Iran secara tegas membantah klaim Presiden Amerika Serikat, Donald Trump, yang menyatakan bahwa Iran mulai melunak dan bersedia duduk bersama untuk mencapai kesepakatan damai di tengah konflik yang memasuki bulan kedua. Pernyataan Trump ini disampaikan melalui media sosial dan menyebutkan bahwa Presiden Iran, Masoud Pezeshkian, telah mengirim sinyal positif untuk melakukan perundingan.
Namun, Iran melalui juru bicara Kementerian Luar Negeri, Esmaeil Baqaei, menegaskan bahwa pernyataan Trump adalah tidak benar. Dalam siaran televisi nasional, Baqaei menyatakan bahwa klaim tersebut "salah dan tidak berdasar," menegaskan bahwa Iran tetap teguh pada posisi mereka dan menolak diplomasi yang diusulkan oleh AS.
Sejak akhir Februari, ketegangan antara Iran dan koalisi AS serta Israel meningkat dengan serangkaian serangan dan intervensi militer. Trump sebelumnya menyatakan bahwa Iran mulai melunak dan mengisyaratkan kesiapan untuk berunding, termasuk komentar bahwa rezim Iran saat ini lebih cerdas dan tidak terlalu radikal dibanding pendahulunya.

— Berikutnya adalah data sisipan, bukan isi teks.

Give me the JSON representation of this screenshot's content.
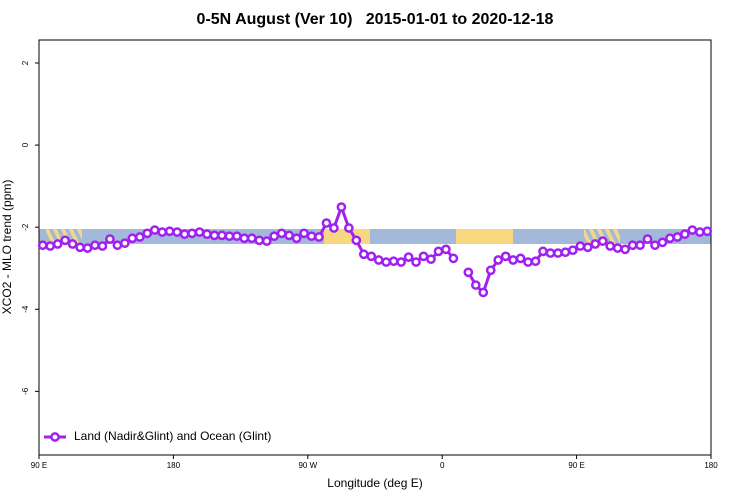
{
  "chart_data": {
    "type": "line",
    "title": "0-5N August (Ver 10)   2015-01-01 to 2020-12-18",
    "xlabel": "Longitude (deg E)",
    "ylabel": "XCO2 - MLO trend (ppm)",
    "xlim": [
      90,
      540
    ],
    "xticks": [
      {
        "value": 90,
        "label": "90 E"
      },
      180,
      {
        "value": 270,
        "label": "90 W"
      },
      {
        "value": 360,
        "label": "0"
      },
      {
        "value": 450,
        "label": "90 E"
      },
      {
        "value": 540,
        "label": "180"
      }
    ],
    "ylim": [
      -7.55,
      2.56
    ],
    "yticks": [
      -6,
      -4,
      -2,
      0,
      2
    ],
    "legend": "bottom-left",
    "series": [
      {
        "name": "Land (Nadir&Glint) and Ocean (Glint)",
        "color": "#a020f0",
        "x": [
          92.5,
          97.5,
          102.5,
          107.5,
          112.5,
          117.5,
          122.5,
          127.5,
          132.5,
          137.5,
          142.5,
          147.5,
          152.5,
          157.5,
          162.5,
          167.5,
          172.5,
          177.5,
          182.5,
          187.5,
          192.5,
          197.5,
          202.5,
          207.5,
          212.5,
          217.5,
          222.5,
          227.5,
          232.5,
          237.5,
          242.5,
          247.5,
          252.5,
          257.5,
          262.5,
          267.5,
          272.5,
          277.5,
          282.5,
          287.5,
          292.5,
          297.5,
          302.5,
          307.5,
          312.5,
          317.5,
          322.5,
          327.5,
          332.5,
          337.5,
          342.5,
          347.5,
          352.5,
          357.5,
          362.5,
          367.5,
          372.5,
          377.5,
          382.5,
          387.5,
          392.5,
          397.5,
          402.5,
          407.5,
          412.5,
          417.5,
          422.5,
          427.5,
          432.5,
          437.5,
          442.5,
          447.5,
          452.5,
          457.5,
          462.5,
          467.5,
          472.5,
          477.5,
          482.5,
          487.5,
          492.5,
          497.5,
          502.5,
          507.5,
          512.5,
          517.5,
          522.5,
          527.5,
          532.5,
          537.5
        ],
        "values": [
          -2.44,
          -2.46,
          -2.41,
          -2.32,
          -2.41,
          -2.49,
          -2.51,
          -2.44,
          -2.46,
          -2.29,
          -2.44,
          -2.39,
          -2.27,
          -2.24,
          -2.15,
          -2.07,
          -2.12,
          -2.1,
          -2.12,
          -2.17,
          -2.15,
          -2.12,
          -2.17,
          -2.2,
          -2.2,
          -2.22,
          -2.22,
          -2.27,
          -2.27,
          -2.32,
          -2.34,
          -2.22,
          -2.15,
          -2.2,
          -2.27,
          -2.15,
          -2.22,
          -2.24,
          -1.9,
          -2.02,
          -1.51,
          -2.02,
          -2.32,
          -2.66,
          -2.71,
          -2.8,
          -2.85,
          -2.83,
          -2.85,
          -2.73,
          -2.85,
          -2.71,
          -2.78,
          -2.59,
          -2.54,
          -2.76,
          null,
          -3.1,
          -3.41,
          -3.59,
          -3.05,
          -2.8,
          -2.71,
          -2.8,
          -2.76,
          -2.85,
          -2.83,
          -2.59,
          -2.63,
          -2.63,
          -2.61,
          -2.56,
          -2.46,
          -2.49,
          -2.41,
          -2.34,
          -2.46,
          -2.51,
          -2.54,
          -2.44,
          -2.44,
          -2.29,
          -2.44,
          -2.37,
          -2.27,
          -2.24,
          -2.17,
          -2.07,
          -2.12,
          -2.1
        ]
      }
    ]
  }
}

Ia juga menegaskan bahwa jika jalur pelayaran Selat Hormuz tetap tertutup, AS siap melakukan serangan habis-habisan terhadap Iran.
Selain itu, Trump mengungkapkan bahwa AS dan sekutunya sudah mempertimbangkan kemungkinan menghentikan perang meskipun jalur minyak vital tersebut masih tertutup, dan mengindikasikan bahwa konflik ini bisa berlangsung lebih lama dari perkiraan awal. Ketegangan ini menunjukkan risiko eskalasi yang berpotensi mengancam stabilitas regional dan global, mengingat pentingnya Selat Hormuz sebagai jalur utama pengangkutan minyak dunia.
Konflik Iran-AS ini terus memanas, sementara diplomasi internasional berharap adanya jalan keluar yang damai dari ketegangan yang makin dalam. Perkembangan terbaru ini menyoroti pentingnya peran diplomasi dan upaya internasional dalam menenangkan situasi yang rentan terhadap perang skala besar.